Un lieu de résilience
La nécessité de consacrer un espace adéquat aux soins et au bien-être des plus petits a conduit Daniela à imaginer un bâtiment spécial, avec une cuisine, un réfectoire, des salles pour les activités et les cours après l’école, une salle polyvalente, des bureaux et un petit appartement pour les bénévoles. « Tout cela était très beau sur le papier, se souvient Daniela, mais je n’avais pas un centime. Je me suis dit “Si c’est l’œuvre de Dieu, cela fleurira ». C’était manifestement le cas, car les dons pour ce projet se sont vite succédé : 10 000 euros de Mgr Gardin pour l’achat du terrain, 50 000 euros d’une amie qui avait reçu un héritage, 30 000 euros de son frère en remboursement d’un ancien prêt. Daniela avait jeté la pierre et Dieu, à ce stade, avait répondu. Elle commence alors à construire la maison des enfants, exactement comme elle l’avait rêvée. Le premier étage est terminé et le deuxième est en cours de construction. Il y a urgence : les enfants en ont vraiment besoin, alors Daniela envisage d’utiliser l’espace déjà construit. Il ne manque plus que le carrelage, quelques sanitaires pour les salles de bain, et surtout les meubles et les équipements professionnels pour la cuisine. C’est alors que Daniela repense à ce que lui avait dit le père Gardin, l’évêque, décédé en juin 2024 : « Adressez-vous à la Caritas Saint-Antoine si vous avez besoin d’aide ». La demande est arrivée en novembre 2024 pour un montant total de 14 000 euros, et les travaux se sont achevés en juin 2025.
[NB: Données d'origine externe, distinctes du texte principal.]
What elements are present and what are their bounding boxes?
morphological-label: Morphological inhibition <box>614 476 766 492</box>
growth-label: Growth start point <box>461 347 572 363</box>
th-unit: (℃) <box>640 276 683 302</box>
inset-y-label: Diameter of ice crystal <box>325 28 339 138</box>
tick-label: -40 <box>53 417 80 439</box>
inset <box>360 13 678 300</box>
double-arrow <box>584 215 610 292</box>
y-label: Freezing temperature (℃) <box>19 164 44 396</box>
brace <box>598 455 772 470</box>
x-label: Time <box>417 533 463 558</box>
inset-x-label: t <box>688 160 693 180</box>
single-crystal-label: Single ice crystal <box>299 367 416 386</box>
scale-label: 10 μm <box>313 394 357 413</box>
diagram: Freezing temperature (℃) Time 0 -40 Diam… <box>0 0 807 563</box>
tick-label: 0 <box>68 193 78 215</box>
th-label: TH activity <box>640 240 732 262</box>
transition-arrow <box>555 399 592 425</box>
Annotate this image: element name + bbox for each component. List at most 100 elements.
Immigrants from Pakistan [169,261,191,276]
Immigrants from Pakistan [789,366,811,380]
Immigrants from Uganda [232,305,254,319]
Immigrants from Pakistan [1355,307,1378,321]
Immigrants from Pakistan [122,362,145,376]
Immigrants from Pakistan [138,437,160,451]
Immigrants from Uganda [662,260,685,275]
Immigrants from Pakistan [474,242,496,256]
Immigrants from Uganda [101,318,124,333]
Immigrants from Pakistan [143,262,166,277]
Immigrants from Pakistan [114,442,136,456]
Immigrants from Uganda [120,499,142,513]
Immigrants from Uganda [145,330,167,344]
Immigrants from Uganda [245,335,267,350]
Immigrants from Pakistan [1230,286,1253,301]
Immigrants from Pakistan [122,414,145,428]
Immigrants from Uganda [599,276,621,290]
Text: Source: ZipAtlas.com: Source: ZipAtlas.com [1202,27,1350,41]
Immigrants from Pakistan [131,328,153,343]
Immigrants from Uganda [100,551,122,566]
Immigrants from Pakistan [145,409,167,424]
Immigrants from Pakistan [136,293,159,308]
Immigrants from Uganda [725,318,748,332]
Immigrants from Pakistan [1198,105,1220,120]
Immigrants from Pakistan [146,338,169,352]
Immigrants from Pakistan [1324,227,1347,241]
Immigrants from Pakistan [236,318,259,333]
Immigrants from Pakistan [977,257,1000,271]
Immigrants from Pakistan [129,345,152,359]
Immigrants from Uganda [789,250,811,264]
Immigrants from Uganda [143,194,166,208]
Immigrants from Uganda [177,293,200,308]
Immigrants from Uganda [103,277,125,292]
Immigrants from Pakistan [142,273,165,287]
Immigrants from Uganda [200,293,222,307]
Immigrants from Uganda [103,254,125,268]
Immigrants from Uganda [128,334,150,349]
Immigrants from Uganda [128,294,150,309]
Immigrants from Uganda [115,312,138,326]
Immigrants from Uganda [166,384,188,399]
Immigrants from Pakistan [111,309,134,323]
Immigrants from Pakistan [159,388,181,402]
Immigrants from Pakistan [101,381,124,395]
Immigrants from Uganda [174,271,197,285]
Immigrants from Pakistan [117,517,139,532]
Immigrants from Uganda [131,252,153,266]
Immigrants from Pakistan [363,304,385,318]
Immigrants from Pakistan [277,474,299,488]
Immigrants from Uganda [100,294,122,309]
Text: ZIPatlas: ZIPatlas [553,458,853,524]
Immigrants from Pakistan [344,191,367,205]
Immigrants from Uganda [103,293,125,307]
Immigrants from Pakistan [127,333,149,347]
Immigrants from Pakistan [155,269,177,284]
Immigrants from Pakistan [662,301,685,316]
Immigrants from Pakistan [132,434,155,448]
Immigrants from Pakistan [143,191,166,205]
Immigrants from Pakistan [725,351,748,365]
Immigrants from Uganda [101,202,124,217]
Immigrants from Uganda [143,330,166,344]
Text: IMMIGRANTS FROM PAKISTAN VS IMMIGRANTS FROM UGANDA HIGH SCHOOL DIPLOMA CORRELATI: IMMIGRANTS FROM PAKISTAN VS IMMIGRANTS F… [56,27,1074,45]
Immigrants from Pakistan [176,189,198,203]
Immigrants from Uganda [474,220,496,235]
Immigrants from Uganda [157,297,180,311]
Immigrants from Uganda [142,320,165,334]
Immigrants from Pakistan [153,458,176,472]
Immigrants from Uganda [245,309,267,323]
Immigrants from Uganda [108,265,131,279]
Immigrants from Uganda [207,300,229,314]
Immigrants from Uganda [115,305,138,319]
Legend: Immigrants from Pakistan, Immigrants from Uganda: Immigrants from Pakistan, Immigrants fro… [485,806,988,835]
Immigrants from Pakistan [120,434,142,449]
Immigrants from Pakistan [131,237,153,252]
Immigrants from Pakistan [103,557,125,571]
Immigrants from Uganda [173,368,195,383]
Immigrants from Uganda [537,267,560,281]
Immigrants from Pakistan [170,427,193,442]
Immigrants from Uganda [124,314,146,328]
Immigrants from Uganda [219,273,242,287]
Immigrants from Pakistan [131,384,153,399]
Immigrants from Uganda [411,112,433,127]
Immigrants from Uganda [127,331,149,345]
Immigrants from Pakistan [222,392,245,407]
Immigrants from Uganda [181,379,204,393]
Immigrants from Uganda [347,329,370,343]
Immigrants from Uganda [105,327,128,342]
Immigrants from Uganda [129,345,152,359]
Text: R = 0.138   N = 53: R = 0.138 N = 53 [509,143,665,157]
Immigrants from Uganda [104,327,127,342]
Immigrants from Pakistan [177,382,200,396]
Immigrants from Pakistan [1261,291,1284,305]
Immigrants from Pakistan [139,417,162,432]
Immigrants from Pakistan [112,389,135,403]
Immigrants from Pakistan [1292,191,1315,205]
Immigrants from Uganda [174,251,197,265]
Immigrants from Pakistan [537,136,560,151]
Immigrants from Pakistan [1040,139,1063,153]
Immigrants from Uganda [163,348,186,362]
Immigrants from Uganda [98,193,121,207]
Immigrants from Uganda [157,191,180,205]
« Grâce à vous aussi – écrit Daniela–, nous accueillons aujourd’hui 56 enfants, nous leur donnons un bon repas, nous surveillons leur santé physique et mentale, nous les aidons à faire leurs devoirs, nous leur assurons un endroit sûr où ils peuvent jouer, être avec les autres et se sentir aimés. Leurs mères sont vraiment reconnaissantes. Tous m’enseignent chaque jour le courage, la résilience, la capacité d’écouter et d’entrer en relation, la force d’une foi simple et intense. Je sens que ce sont mes proches ».